Cahaya dari Bunga Mata Kucing
Karya Muhalbir
1. Lembah Sore dan Warna Cahaya yang Tidak Biasa
Lembah Sore adalah sebuah desa kecil di kaki bukit yang setiap senja selalu diselimuti warna jingga keemasan. Di sana, suara jangkrik menyatu dengan desir angin sawah, dan aroma tanah basah berpadu dengan wangi bunga liar. Di ujung lembah itu, berdiri rumah panggung sederhana milik Sinta, seorang gadis berusia dua puluh tahun yang mewarisi cinta pada tanaman dari mendiang ayahnya, Pak Ranu, seorang guru biologi dan peramu tumbuhan.
Sejak kecil, Sinta sudah terbiasa mendengar ayahnya berbicara lembut di antara barisan tanaman, seolah bunga dan daun adalah murid-murid yang juga perlu diajari cara hidup. Namun dari semua bunga di halaman rumahnya, ada satu yang paling istimewa---bunga kecil berkelopak biru lembayung yang bersinar lembut di malam hari. Orang-orang desa menamainya Bunga Mata Kucing, sebab pancaran cahayanya menyerupai mata kucing yang memantulkan sinar bulan.
Ayahnya pernah berkata:
"Sinta, bunga ini tidak hanya indah. Ia bisa merasakan kesedihan manusia. Jika dirawat dengan kasih, ia akan memancarkan cahaya yang mampu menenangkan hati siapa pun yang memandangnya."

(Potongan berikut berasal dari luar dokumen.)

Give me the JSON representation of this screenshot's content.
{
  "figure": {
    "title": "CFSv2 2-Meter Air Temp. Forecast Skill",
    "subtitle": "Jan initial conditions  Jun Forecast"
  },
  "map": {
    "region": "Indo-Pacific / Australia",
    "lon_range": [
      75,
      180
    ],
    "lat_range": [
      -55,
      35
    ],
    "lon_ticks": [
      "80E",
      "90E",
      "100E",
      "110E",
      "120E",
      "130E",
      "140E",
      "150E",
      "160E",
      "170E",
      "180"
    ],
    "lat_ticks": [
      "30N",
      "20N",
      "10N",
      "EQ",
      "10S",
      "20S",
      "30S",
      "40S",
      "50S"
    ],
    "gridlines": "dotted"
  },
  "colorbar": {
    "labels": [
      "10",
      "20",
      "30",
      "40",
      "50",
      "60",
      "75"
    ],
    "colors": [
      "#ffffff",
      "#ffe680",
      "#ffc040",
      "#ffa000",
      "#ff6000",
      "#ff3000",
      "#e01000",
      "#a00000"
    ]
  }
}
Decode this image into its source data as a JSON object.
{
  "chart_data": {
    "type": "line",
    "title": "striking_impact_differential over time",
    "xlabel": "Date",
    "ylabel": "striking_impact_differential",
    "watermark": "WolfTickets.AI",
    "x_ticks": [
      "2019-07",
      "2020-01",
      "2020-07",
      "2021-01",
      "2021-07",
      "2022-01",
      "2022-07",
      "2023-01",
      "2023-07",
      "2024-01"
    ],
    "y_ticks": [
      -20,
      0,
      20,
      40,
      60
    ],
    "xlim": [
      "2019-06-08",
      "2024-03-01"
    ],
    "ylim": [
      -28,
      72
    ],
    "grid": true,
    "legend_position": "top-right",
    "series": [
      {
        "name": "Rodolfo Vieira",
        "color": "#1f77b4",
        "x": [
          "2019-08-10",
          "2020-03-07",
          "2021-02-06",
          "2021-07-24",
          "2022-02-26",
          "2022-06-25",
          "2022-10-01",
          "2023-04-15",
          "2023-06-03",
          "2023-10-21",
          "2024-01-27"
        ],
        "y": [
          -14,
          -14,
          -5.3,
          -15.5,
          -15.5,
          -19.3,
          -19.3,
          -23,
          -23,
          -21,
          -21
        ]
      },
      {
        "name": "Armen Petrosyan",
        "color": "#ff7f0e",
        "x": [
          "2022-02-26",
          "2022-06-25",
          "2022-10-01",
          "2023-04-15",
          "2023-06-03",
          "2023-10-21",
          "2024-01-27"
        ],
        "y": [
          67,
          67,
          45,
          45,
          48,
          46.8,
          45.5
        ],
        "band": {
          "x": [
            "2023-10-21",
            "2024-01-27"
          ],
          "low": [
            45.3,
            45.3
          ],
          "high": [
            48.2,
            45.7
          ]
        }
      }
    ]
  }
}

Kala itu Sinta hanya tersenyum polos. Ia belum mengerti betapa dalam makna kata-kata itu.
Setelah ayahnya meninggal tiga tahun kemudian karena sakit paru-paru, Sinta tetap merawat bunga itu. Di sela kesibukannya membantu ibunya membuat jamu, ia selalu memastikan kelopak bunga Mata Kucing tidak layu. Bunga itu tumbuh di dalam pot tanah liat, di bawah sinar matahari pagi dan embun yang jernih.
Desa mereka jauh dari hiruk pikuk kota. Namun di bawah langit cerah, kabar tentang "bunga yang bercahaya di malam hari" mulai menarik perhatian. Orang-orang yang datang ke pasar desa sering menanyakan bunga itu---sebagian ingin membelinya, sebagian hanya ingin melihatnya. Tapi Sinta tidak pernah menjualnya.
"Ayah berpesan, bunga ini harus dijaga sampai dunia benar-benar siap memahami artinya," ujarnya lembut.
Ibunya, Bu Ratmi, tersenyum samar setiap kali mendengar Sinta berkata begitu. "Ayahmu memang suka bicara seperti ilmuwan yang puitis," katanya. Tapi di balik senyumnya, tersimpan kesedihan: penyakit yang dideritanya semakin parah. Sejak beberapa bulan terakhir, ia sering batuk disertai demam dan nyeri dada. Obat dari puskesmas hanya memberi sedikit kelegaan.
Suatu malam, saat hujan turun pelan, Sinta mendapati ibunya terbaring lemah. Ia menangis dalam diam di samping bunga Mata Kucing yang berkilau lembut di jendela. Cahaya bunga itu seperti bergetar mengikuti degup hatinya yang cemas.
"Tolong, Bunga... seperti kata Ayah, sembuhkanlah yang kucintai..." bisiknya.